Je ne connais pas le montant de l’allocation mensuelle versée, mais sur des années, la somme totale doit être astronomique, je n’en connais pas non plus le montant, la CAF a refusé de nous le communiquer, estimant sans doute qu’il fallait nous épargner cette pression.
Ce que je sais, c’est qu’en juin 2008 ma compagne pleurait doucement en dormant et suppliait sa maman, et qu’au matin du 13 elle a implosé dans notre appartement.
Vous savez alors ce que j’ai fait, pour soustraire notre enfant à ce qui était en train d’arriver.
Alors le piège s’est refermé inexorablement sur notre cellule familiale, en juin 2008 l’ASE a placé notre enfant en pouponnière, ma compagne a été hospitalisée, en septembre 2008 j’ai été escroqué, en novembre 2008 je suis devenu sdf, en février 2009 j’ai été agressé dans le centre d’hébergement de la ville d’où j’ai été expulsé pour avoir porté plainte contre l’agresseur, en avril 2009 je retrouvais ma compagne et depuis nous nous battons pour stabiliser notre situation et récupérer notre enfant.

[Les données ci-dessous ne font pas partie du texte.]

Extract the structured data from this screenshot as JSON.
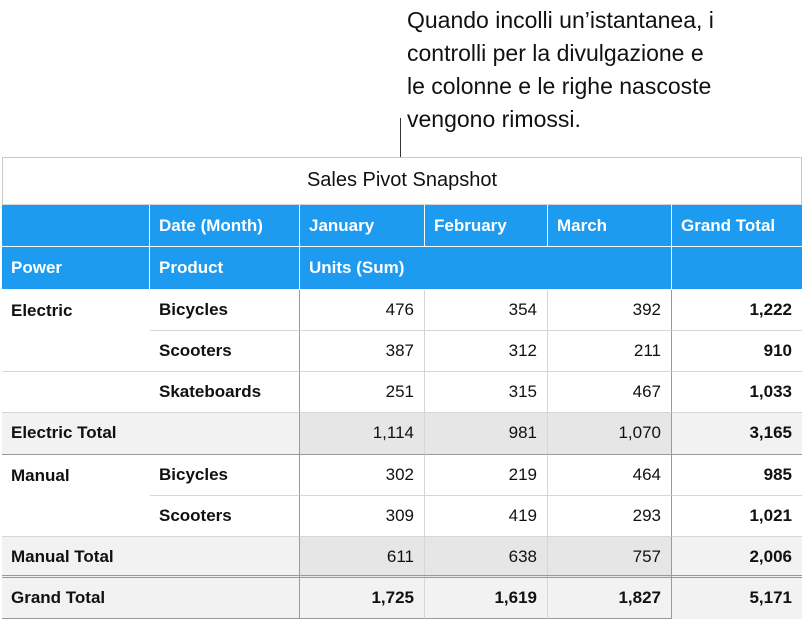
{
  "callout": {
    "lines": [
      "Quando incolli un’istantanea, i",
      "controlli per la divulgazione e",
      "le colonne e le righe nascoste",
      "vengono rimossi."
    ]
  },
  "table": {
    "title": "Sales Pivot Snapshot",
    "column_header": {
      "label": "Date (Month)",
      "months": [
        "January",
        "February",
        "March"
      ],
      "total": "Grand Total"
    },
    "row_header": {
      "power": "Power",
      "product": "Product",
      "measure": "Units (Sum)"
    },
    "rows": [
      {
        "power": "Electric",
        "product": "Bicycles",
        "values": [
          "476",
          "354",
          "392"
        ],
        "total": "1,222"
      },
      {
        "product": "Scooters",
        "values": [
          "387",
          "312",
          "211"
        ],
        "total": "910"
      },
      {
        "product": "Skateboards",
        "values": [
          "251",
          "315",
          "467"
        ],
        "total": "1,033"
      },
      {
        "label": "Electric Total",
        "values": [
          "1,114",
          "981",
          "1,070"
        ],
        "total": "3,165"
      },
      {
        "power": "Manual",
        "product": "Bicycles",
        "values": [
          "302",
          "219",
          "464"
        ],
        "total": "985"
      },
      {
        "product": "Scooters",
        "values": [
          "309",
          "419",
          "293"
        ],
        "total": "1,021"
      },
      {
        "label": "Manual Total",
        "values": [
          "611",
          "638",
          "757"
        ],
        "total": "2,006"
      },
      {
        "label": "Grand Total",
        "values": [
          "1,725",
          "1,619",
          "1,827"
        ],
        "total": "5,171"
      }
    ]
  }
}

Entre temps un tribunal administratif, sans que nous soyons présents pour nous expliquer, a prononcé notre expulsion de notre logement, pour impayés.
Depuis, nous vivons dans l’appartement sans toujours pouvoir en payer les loyers, car avec mes 440 euros c’est impossible, et quand nous n’avons plus rien à manger les services sociaux de la ville nous rétorquent qu’avec 440 euros divisés par deux personnes nous avons assez par jour pour nous nourrir puisque nous ne payons pas les loyers...
Depuis juin 2008, alors que ma compagne a été reconnue handicapée à 80%, qu’elle devrait percevoir l’AH, elle ne perçoit strictement rien, car la CAF l’a radiée de leurs services pour se rembourser des allocations logements indument perçues.
Oui, vous me lisez bien, depuis juin 2008, ma compagne, victime d’une agression en 2001 qui l’a rendu handicapée, ne perçoit aucune prestation sociale, ni AH, ni RMI, ni allocations familiales, ni allocation logement, ni quoi que ce soit.
Nous vivons comme des rats avec les 440 euros de mes ASS, sans pouvoir payer nos loyers et nous privant de tout ce que vous pouvez imaginer.
Les Pouvoirs Publics nous ont abandonnés, et la CAF, l’ASE, les services sociaux de la ville, nous laissent ainsi scotchés dans la toile d’araignée, sans nous tendre la main car finalement, à quoi bon nous aider puisqu’à leurs yeux, notre enfant, notre petit, il est bien là où il est, non ?
Le 24 août 2009, j’avais trouvé un travail, mais voilà : la société vient de fermer ses portes jusqu’à nouvel ordre et au 15 novembre ni mes collègues ni moi n’avons reçu notre salaire du mois d’octobre ni les documents nécessaires à l’inscription à l’UNEDIC.
Mais tout va bien, vendredi dernier les services sociaux de la ville nous ont pris rendez-vous avec le Secours Catholique et samedi matin, nous avons eu droit de leur part, exceptionnellement, à 4 tickets de 8 euros pour faire les courses.
J’ai une barbe de 10 jours, les yeux cernés, le visage émacié, je regarde ma compagne au courage exemplaire, et nous pensons tous deux à la même chose : ce tunnel dans lequel nous avons été projetés en 2001 semble ne pas avoir de fin.
Cette lettre, c’est mon dernier baroud.
Qui que vous soyez, vous qui me lisez, si tant soit peu vous pouvez d’une quelconque façon, aussi minime soit elle, nous tendre la main pour nous aider à nous extirper, peu à peu, tous les trois, de l’engrenage qui est en train de nous broyer, par des conseils, par un travail, par un logement, par un soutien moral, par un comité de soutien, par un sourire, par des encouragements, n’hésitez pas, car nous en avons grand besoin vous savez.
De toute mon âme, au nom des miens, je vous remercie et vous prie de bien vouloir me pardonner.